A área do Bauru Futebol Clube, situada no Jardim Europa, zona sul da cidade, onde funciona a escolinha de futebol Baroninho Gol, está sendo motivo de uma disputa judicial. O Bauru F.C. está em atividade no local há três anos e meio, porém, a área é reinvindicada por Isaura Lima Braga.
Segundo a advogada do Bauru FC, Sônia Aparecida Simões Fainer, o local é propriedade da Fepasa e o clube paga aluguel à empresa desde que ali se estabeleceu. No final do ano passado, a companhia comunicou que a área vai a leilão e, por isso, solicitou que a parte locada pelo Bauru FC fosse cercada. No entanto, ontem o treinador Mário Eduardo, responsável pelos treinamentos dos garotos, teve uma desagradável surpresa, o alambrado estava sendo retirado a mando da reivindicante. Imediatamente, Mário chamou a polícia.
O empreiteiro responsável pela retirada da cerca, Eliseu Virgínio, exibia um papel que daria direito à atitude, no entanto, o tenente Costa Duarte, que atendeu à ocorrência não reconheceu a legalidade do documento, por não tratar-se de uma ordem ou decisão judicial a respeito do litígio. Não tem uma decisão judicial sobre o fato, eles fizeram um acordo sobre a reintegração, mas uma decisão judicial não foi apresentada, explicou o tenente.
No entanto, o caso é bem mais complicado do que parece.

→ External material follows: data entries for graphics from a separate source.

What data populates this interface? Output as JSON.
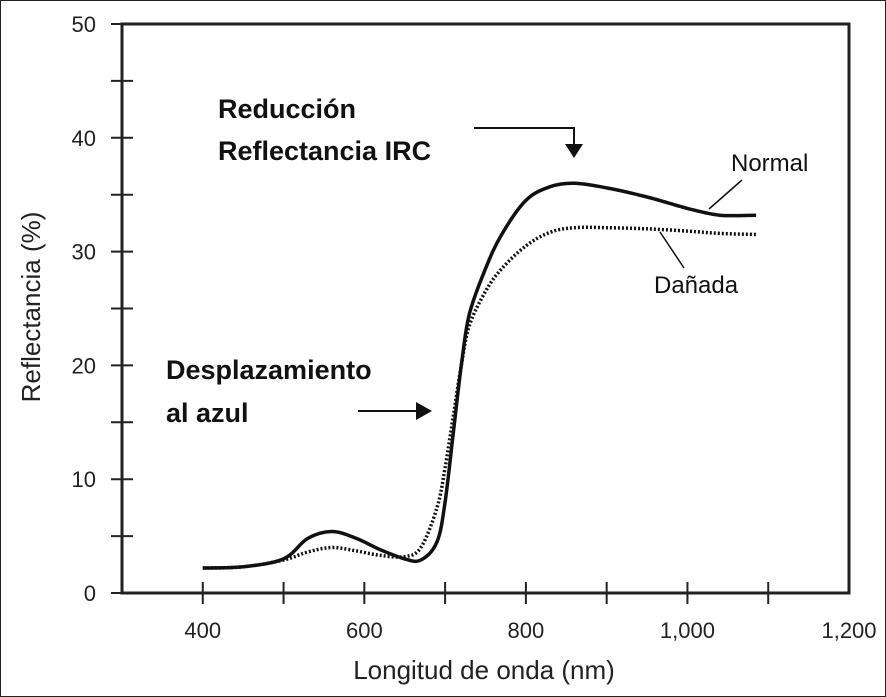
{
  "chart_data": {
    "type": "line",
    "xlabel": "Longitud de onda (nm)",
    "ylabel": "Reflectancia (%)",
    "xlim": [
      300,
      1200
    ],
    "ylim": [
      0,
      50
    ],
    "x_ticks": [
      400,
      600,
      800,
      1000,
      1200
    ],
    "x_tick_labels": [
      "400",
      "600",
      "800",
      "1,000",
      "1,200"
    ],
    "y_ticks": [
      0,
      10,
      20,
      30,
      40,
      50
    ],
    "y_tick_labels": [
      "0",
      "10",
      "20",
      "30",
      "40",
      "50"
    ],
    "grid": false,
    "series": [
      {
        "name": "Normal",
        "style": "solid",
        "x": [
          400,
          450,
          500,
          530,
          560,
          590,
          620,
          650,
          670,
          690,
          700,
          710,
          720,
          730,
          750,
          770,
          800,
          830,
          860,
          900,
          950,
          1000,
          1040,
          1085
        ],
        "y": [
          2.2,
          2.3,
          3.0,
          4.8,
          5.4,
          4.8,
          3.8,
          3.0,
          2.9,
          4.5,
          8.0,
          14.0,
          20.0,
          24.5,
          28.5,
          31.5,
          34.5,
          35.7,
          36.0,
          35.6,
          34.8,
          33.8,
          33.2,
          33.2
        ]
      },
      {
        "name": "Dañada",
        "style": "dotted",
        "x": [
          400,
          450,
          500,
          530,
          560,
          590,
          620,
          650,
          670,
          690,
          700,
          710,
          720,
          730,
          750,
          770,
          800,
          830,
          860,
          900,
          950,
          1000,
          1040,
          1085
        ],
        "y": [
          2.2,
          2.3,
          2.9,
          3.6,
          4.0,
          3.7,
          3.3,
          3.2,
          4.0,
          7.5,
          11.0,
          15.5,
          20.0,
          23.5,
          26.5,
          28.5,
          30.5,
          31.7,
          32.1,
          32.1,
          32.0,
          31.8,
          31.6,
          31.5
        ]
      }
    ],
    "annotations": [
      {
        "lines": [
          "Reducción",
          "Reflectancia IRC"
        ]
      },
      {
        "lines": [
          "Desplazamiento",
          "al azul"
        ]
      }
    ]
  }
}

Segundo a advogada Sônia Fainer logo que começamos a fazer as cercas, algumas pessoas começaram a reinvidicar a área e a aparecer praticamente todos os dias aqui. Hoje (ontem) cedo fomos à delegacia e o delegado conversou com eles - com o advogado e com ela (Isaura) - e avisou que ela não fizesse (arrancar a cerca), pois ela não tem autorização para fazer isto, ela tem primeiro que comprovar que é realmente dona do terreno. Se ela diz que é, que prove através de processo judicial, afirma.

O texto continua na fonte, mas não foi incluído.